E la strage poteva registrare un bilancio ancor più grave: la polizia ha trovato nell'edificio tre ordigni esoplosivi artigianali interconnessi tra loro e azionabili a distanza. "È il peggior omicidio di massa negli Stati Uniti da tre anni a questa parte", ha detto il capo della polizia locale Jarrod Burguan, in una conferenza stampa. 

Nell'abitazione della coppia - Syed Farook (28 anni) e la moglie Tashfeen Malik (27 anni) - che ha organizzato l'assalto, in cui sono anche rimaste ferite 21 persone, c'era un vero e proprio arsenale. I due, all'interno della casa in cui vivevano in affitto con la figlia di soli sei mesi, avevano 12 bombe artigianali, oltre 5.000 munizioni e centinaia di caricatori. Marito e moglie nel corso della strage hanno usato due pistole e due fucili acquistati legalmente. Con queste armi hanno esploso tra i 65 e i 75 colpi all'interno dell'auditorium dove si stava svolgendo una festa tra colleghi in vista delle vacanze di Natale. 1.600 proiettili sono stati trovati indosso alla coppia e nella loro auto, un Suv nero sul quale hanno cercato di fuggire. Gli agenti invece hanno sparato oltre 380 colpi nello scontro a fuoco in cui i due sospetti sono stati uccisi. 

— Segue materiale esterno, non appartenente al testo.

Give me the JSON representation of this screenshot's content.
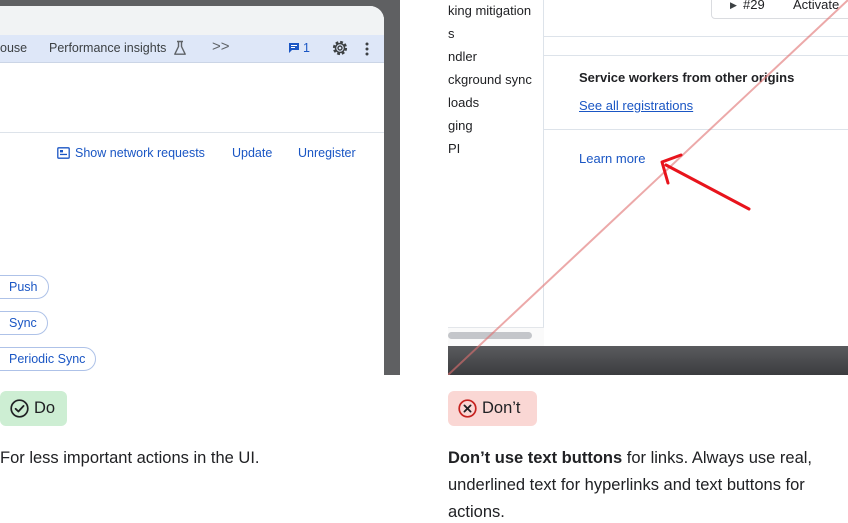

Intanto l'Fbi non si è ancora sbilanciato nel definire il caso un atto di terrorismo, sostenendo che sarebbe irresponsabile a questo punto delle indagini. Ma alcune fonti di polizia sostengono, secondo quanto riporta la Cnn, che uno dei presunti autori della strage si era radicalizzato e aveva contatti con sospetti jihadisti fuori dagli Stati Uniti. Il New York Times spiega che alla base del sospetto di atto terroristico ci sono l'arsenale che era in possesso dei due, i loro recenti viaggi in Medioriente e i contatti di uno dei due con estremisti islamici.